The Second Circuit declined to extend McDonnell’s “official acts” requirement under Section 201 to the other federal bribery statutes. The court explained that while every bribery statute requires a quid pro quo, Congress has defined the particular quids and quos differently for each bribery statute. The action taken by the official need not be an “official act” as defined by Section 201 and interpreted by McDonnell.

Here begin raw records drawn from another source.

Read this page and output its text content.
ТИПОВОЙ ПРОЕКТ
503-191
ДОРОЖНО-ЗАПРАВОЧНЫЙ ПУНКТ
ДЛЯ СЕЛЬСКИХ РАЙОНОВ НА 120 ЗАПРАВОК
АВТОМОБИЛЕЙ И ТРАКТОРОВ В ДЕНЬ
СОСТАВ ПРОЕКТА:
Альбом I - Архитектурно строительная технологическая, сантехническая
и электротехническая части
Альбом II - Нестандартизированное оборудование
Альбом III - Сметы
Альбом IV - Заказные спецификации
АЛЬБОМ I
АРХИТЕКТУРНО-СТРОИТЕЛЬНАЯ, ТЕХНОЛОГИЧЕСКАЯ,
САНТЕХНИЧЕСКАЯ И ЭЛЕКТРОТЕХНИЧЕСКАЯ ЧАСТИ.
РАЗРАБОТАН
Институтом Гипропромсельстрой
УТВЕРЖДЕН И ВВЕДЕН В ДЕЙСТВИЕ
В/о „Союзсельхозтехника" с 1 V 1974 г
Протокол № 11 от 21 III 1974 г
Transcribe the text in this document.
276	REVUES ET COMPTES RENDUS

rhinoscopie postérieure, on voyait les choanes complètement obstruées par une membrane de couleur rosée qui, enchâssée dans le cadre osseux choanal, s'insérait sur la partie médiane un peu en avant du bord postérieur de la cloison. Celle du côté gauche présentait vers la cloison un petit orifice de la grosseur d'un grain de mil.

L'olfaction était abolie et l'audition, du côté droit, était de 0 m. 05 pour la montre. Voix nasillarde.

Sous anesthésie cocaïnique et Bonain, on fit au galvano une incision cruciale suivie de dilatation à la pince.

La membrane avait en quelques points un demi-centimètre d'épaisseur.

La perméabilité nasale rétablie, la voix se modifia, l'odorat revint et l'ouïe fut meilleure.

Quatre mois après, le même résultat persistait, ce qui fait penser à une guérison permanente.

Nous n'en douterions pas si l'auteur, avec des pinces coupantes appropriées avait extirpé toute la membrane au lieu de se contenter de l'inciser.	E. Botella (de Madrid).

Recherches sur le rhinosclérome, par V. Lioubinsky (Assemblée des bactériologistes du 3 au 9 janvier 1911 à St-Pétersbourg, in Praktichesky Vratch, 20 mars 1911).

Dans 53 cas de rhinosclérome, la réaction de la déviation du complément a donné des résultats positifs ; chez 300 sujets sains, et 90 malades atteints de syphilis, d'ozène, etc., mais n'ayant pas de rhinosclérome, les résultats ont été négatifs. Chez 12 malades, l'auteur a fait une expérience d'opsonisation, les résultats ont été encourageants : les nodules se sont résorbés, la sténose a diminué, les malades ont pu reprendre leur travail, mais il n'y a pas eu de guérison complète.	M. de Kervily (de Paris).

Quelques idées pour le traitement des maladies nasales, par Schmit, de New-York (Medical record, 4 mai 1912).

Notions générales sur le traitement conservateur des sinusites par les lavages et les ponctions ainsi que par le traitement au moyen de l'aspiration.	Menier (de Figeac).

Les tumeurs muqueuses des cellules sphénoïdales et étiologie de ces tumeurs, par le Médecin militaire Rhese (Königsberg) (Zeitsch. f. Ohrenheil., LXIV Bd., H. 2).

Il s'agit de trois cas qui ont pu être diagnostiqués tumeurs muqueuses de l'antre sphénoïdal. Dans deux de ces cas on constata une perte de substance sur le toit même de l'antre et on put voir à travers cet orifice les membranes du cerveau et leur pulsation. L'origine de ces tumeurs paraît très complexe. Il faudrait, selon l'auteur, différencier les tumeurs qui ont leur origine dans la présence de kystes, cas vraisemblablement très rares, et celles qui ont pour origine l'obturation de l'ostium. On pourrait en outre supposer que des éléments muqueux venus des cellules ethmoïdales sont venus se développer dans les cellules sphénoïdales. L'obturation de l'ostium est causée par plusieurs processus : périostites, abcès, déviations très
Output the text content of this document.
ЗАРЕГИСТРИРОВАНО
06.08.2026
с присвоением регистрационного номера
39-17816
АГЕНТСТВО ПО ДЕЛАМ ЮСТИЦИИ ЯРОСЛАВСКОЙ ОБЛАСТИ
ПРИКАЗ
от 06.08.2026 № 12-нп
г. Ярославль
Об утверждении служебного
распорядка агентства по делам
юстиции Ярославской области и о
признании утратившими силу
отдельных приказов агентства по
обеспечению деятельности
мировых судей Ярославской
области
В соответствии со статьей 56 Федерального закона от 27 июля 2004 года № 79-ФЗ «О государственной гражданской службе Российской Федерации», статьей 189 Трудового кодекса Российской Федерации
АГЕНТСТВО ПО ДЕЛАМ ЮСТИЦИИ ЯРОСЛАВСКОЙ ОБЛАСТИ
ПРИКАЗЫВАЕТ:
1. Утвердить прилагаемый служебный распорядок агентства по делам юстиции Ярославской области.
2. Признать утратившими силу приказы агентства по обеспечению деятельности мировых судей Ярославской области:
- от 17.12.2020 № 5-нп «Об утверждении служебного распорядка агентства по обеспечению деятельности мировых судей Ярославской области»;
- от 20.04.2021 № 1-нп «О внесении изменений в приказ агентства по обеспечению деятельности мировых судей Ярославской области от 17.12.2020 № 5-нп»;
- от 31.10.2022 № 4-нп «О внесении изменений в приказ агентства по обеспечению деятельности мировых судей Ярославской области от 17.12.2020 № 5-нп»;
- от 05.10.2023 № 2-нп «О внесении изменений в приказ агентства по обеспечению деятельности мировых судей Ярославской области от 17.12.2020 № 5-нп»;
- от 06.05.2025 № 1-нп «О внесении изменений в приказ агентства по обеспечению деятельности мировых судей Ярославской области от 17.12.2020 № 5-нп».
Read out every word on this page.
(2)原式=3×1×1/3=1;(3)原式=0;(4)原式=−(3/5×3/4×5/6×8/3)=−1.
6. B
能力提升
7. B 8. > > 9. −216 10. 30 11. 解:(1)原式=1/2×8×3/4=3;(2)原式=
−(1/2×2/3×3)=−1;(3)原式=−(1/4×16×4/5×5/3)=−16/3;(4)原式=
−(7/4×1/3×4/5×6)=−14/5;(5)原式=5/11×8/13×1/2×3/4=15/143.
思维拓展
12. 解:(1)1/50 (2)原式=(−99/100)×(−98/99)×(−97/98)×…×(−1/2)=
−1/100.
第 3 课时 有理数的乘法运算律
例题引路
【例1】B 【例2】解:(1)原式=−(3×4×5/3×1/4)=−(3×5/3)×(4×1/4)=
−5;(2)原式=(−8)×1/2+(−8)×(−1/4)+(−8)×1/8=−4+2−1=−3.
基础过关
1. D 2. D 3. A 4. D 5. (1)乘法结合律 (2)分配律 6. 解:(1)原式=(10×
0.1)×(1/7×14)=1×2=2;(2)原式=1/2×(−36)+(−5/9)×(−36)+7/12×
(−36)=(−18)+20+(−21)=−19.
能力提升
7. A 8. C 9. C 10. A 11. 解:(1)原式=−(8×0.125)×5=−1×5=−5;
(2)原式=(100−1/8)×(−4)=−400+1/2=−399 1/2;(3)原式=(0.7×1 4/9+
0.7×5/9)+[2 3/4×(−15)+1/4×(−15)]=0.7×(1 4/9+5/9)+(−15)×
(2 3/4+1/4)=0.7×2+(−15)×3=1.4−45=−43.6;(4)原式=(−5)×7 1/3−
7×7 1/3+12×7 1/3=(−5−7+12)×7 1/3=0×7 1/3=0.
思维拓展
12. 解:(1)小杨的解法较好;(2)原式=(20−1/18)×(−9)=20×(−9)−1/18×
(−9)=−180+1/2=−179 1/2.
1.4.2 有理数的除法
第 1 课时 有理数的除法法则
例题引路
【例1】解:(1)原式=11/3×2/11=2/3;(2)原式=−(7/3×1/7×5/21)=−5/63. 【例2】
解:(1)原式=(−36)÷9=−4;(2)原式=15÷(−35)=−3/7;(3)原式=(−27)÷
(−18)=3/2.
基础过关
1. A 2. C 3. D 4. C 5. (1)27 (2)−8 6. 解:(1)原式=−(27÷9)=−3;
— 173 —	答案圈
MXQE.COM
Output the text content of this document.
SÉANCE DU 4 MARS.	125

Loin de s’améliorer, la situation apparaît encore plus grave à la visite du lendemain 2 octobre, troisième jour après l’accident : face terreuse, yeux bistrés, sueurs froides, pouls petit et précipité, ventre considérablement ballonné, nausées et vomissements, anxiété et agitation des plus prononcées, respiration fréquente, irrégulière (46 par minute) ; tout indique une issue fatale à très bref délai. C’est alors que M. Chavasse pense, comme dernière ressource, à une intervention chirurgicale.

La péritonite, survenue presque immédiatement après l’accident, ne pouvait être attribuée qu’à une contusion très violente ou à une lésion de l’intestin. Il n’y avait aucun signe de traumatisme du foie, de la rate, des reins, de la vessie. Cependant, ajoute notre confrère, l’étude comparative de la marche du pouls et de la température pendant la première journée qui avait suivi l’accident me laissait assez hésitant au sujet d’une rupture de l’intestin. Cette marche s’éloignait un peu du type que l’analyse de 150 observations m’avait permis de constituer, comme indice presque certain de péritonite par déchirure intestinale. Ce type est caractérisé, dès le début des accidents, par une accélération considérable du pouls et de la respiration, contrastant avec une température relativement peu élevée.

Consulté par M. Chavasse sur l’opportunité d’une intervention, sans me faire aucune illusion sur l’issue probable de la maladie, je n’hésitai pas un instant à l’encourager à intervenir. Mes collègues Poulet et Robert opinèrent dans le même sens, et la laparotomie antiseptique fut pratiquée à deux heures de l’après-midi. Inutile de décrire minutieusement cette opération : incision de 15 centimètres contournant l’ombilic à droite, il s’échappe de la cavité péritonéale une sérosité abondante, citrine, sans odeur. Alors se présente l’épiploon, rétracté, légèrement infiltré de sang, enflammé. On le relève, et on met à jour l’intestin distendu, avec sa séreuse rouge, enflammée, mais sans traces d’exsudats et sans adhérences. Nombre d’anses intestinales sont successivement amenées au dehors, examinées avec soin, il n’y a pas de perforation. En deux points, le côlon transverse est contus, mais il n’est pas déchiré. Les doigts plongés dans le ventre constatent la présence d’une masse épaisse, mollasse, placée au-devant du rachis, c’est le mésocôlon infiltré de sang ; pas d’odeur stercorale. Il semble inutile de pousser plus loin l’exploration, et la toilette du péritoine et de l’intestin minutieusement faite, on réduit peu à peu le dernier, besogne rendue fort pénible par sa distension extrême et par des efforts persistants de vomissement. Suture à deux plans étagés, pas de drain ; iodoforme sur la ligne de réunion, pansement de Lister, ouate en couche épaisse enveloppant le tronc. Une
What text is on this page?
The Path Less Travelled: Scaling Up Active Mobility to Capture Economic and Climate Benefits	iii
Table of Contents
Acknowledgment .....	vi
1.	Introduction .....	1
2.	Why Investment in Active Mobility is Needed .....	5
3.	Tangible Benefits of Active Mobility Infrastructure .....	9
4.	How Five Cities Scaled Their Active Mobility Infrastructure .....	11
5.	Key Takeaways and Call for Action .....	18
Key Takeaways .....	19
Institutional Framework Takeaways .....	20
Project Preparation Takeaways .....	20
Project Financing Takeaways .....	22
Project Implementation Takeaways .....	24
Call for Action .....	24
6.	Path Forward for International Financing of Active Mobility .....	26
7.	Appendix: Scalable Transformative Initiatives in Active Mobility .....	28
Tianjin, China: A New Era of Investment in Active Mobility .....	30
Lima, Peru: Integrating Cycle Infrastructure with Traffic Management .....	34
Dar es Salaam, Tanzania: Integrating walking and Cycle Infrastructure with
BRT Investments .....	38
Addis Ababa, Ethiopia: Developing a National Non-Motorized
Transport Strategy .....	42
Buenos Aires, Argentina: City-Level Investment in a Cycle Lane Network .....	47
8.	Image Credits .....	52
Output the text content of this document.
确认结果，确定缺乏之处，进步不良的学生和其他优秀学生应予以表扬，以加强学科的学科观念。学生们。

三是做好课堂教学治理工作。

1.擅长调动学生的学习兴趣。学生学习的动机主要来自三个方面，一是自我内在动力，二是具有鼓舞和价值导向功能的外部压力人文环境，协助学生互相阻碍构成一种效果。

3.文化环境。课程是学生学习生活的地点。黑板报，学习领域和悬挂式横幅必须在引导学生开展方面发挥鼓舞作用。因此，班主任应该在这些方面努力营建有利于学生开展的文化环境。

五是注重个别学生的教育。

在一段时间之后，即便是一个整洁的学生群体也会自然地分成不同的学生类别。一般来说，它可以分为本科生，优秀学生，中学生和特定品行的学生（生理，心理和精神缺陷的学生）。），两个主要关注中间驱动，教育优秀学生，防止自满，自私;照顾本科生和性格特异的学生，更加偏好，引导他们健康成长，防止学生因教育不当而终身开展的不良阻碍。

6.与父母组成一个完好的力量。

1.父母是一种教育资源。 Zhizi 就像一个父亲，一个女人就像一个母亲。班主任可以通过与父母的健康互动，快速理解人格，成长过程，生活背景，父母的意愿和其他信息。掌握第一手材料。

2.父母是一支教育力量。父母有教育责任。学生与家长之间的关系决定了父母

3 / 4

The court held that neither the FCPA nor Section 666 mirrors Section 201’s “official acts” definition. It explained that Section 666 broadly prohibits bribery “in connection with any business, transaction, or series of transactions of [an] organization, government, or agency” without placing “any definitional limits on the business or transactions to be influenced.” Further, the court found that the FCPA prohibits giving anything of value in exchange for four specified actions: i) influencing an act or decision of a foreign official, ii) inducing a foreign official to do or omit to do any act, iii) securing any improper advantage, or iv) inducing the foreign official to influence an act of a foreign government. Like Section 666, the court noted that none of these prohibited actions limit their definitions akin to that for “official acts” in Section 201. Accordingly, the court affirmed Ng’s conviction, holding that the McDonnell standard does not pertain to bribery proscribed by Section 666 or the FCPA.
Impact of Ng
The Second Circuit joins the Third, Fifth, Sixth, and Eighth Circuits in interpreting the McDonnell “official acts” standard narrowly and declining to extend the decision to other anticorruption statutes. This is the first circuit court decision that considers the application of McDonnell to the FCPA. As a result, the FCPA supplements a growing list of anticorruption statutes exempt from the strict “official acts” hurdle required by Section 201. We expect prosecutors will continue the trend of choosing to charge defendants under the FCPA and other anticorruption statutes to avoid the rigorous “official act” standard imposed by McDonnell.
1 136 S. Ct. 2355 (2016).
2 The FCPA broadly prohibits U.S. nationals or individuals in the U.S. from paying bribes to foreign government officials for the purpose of obtaining or retaining business.
3 Section 666 is aimed to broaden the scope of anti-bribery statutes. Unlike Section 201, it applies not only to federal elected officials, but to an agent of any state or local government, so long as the state or local government has received at least $10,000 in federal benefits. 18 U.S.C. § 666.